2024年6月20日(木)

チャイナ・ウォッチャーの視点

2013年9月10日

 初公判に合わせて法院の前には、大量の陳情者が訪れた。中には毛沢東の肖像画を持つ薄の支持者の姿もあった。「薄熙来裁判が公正に行われているかどうか注目したい。薄の審理を通じて中国が法治に推進することを望む」。ある陳情者はこう語った。

 もし薄熙来に対する判決が軽ければ、習が唱える「反腐敗」「法治」への信頼が揺るぎかねず、厳刑に処すれば、薄を支持する保守派や貧困層から「政治迫害」だとの批判が高まりかねなかった。

「自供一転」の狙い

 多くの北京の司法専門家は、初公判を控え、「懲役15年~無期懲役の判決では」と予測した。

 習指導部は、何とか薄に罪を認めさせ、保守派や貧困層に残る薄熙来の影響力を完全に喪失させ、事件が党内にもたらした亀裂を修復したいと考えた。この思惑通りに解任直後、薄は罪を認め、上申書を出した。公判最終日に当時のことを薄はこう振り返っている。

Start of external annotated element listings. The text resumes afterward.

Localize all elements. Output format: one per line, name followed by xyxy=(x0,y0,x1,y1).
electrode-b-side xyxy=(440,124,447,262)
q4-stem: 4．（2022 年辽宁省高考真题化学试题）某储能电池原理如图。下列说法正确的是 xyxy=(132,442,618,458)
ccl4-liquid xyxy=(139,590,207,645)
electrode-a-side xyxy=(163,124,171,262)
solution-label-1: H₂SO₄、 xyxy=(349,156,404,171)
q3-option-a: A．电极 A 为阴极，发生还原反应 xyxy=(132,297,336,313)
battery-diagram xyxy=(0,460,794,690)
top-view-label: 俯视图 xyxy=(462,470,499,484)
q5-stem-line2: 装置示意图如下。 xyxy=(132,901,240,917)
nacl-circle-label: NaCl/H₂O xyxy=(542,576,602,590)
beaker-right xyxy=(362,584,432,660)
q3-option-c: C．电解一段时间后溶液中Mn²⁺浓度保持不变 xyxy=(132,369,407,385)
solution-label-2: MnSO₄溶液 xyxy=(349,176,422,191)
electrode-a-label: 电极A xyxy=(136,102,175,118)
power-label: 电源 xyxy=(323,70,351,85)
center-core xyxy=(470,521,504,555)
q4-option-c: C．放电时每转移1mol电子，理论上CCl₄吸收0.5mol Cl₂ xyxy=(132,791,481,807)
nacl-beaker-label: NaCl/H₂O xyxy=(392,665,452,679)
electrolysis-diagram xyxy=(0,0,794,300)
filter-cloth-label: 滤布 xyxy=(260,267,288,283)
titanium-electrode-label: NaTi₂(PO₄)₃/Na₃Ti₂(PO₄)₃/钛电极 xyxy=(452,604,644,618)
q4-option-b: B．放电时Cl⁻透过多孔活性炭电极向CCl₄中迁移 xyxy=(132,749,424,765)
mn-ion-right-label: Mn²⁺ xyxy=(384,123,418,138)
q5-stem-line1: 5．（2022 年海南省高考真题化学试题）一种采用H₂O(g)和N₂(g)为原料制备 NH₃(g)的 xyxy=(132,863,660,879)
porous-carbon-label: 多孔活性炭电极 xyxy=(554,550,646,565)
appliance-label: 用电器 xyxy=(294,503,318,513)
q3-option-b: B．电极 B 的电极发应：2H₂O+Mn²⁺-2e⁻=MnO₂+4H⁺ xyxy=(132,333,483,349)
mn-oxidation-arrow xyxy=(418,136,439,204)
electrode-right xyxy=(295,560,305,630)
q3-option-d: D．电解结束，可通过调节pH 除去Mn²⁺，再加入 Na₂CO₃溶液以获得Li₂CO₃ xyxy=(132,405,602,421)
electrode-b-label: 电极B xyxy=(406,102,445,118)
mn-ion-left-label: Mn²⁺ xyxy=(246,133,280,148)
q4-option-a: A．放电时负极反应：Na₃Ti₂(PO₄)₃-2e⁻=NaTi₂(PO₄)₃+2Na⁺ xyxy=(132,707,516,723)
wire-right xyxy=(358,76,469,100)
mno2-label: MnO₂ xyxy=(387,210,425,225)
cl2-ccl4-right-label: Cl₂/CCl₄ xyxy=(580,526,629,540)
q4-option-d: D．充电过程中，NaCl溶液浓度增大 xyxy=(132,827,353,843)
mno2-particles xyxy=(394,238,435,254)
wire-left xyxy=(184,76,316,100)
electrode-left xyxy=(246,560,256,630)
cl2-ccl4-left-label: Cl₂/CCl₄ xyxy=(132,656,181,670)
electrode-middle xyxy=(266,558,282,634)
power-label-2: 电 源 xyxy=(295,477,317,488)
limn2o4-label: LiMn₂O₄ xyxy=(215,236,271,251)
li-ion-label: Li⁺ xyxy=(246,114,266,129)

 「当時の私の心の中に、党籍とわが政治生命を残そうとの希望があった」。罪を認めれば、政治的復活もできるという甘い幻想を抱いたが、共産党大会直前の2012年9月28日の政治局会議で薄の党籍剥奪と刑事責任追及が決定する。

 新たに発足した習指導部は、罪を認めた薄に対し、法治や反腐敗をアピールできる重い罪でありながら、保守派らも強く反発しない妥当な線として「懲役15年~無期懲役」という判決を想定したとみられる。

 しかし起訴(7月25日)後の8月14日に開かれた法院の事前会議で、薄は上申書について不当な圧力の下で書かされ、明確な誘導があったとして「『違法証拠』として撤回を要求した」(公判証言)。罪を認めざるを得なかった圧力の背後に関して一人息子の薄瓜瓜は米紙ニューヨーク・タイムズに宛てた声明で「もし父が黙々と(当局に)服従することが私の安寧の条件となっているならば、判決には道徳的な重みはない」と指摘した。

「薄熙来の夢」は政治生命の復活

 こうした「密約」を薄は自ら破った。薄熙来事件で多くのコメントを発表している北京大学法学院の賀衛方教授は、薄熙来の政治的狙いをこう解説する。

 「薄は罪を認めた時でさえ、自己の犯罪を否定する最後の機会を待っていたのではないか。当然、彼は監獄の外では彼の支持者が彼のために努力していることは知っている。現在64歳である。ある時期が来れば、政治家として再び登場できるとまだ信じているのだろう。だから彼は潔白を保持しなければならない。彼は非常に賢く、政治能力もとても高い。法廷で明確に犯罪を否認すれば、未来において有利な政治的機会を再び得られるというのが『薄熙来夢』(薄熙来の夢)だ」。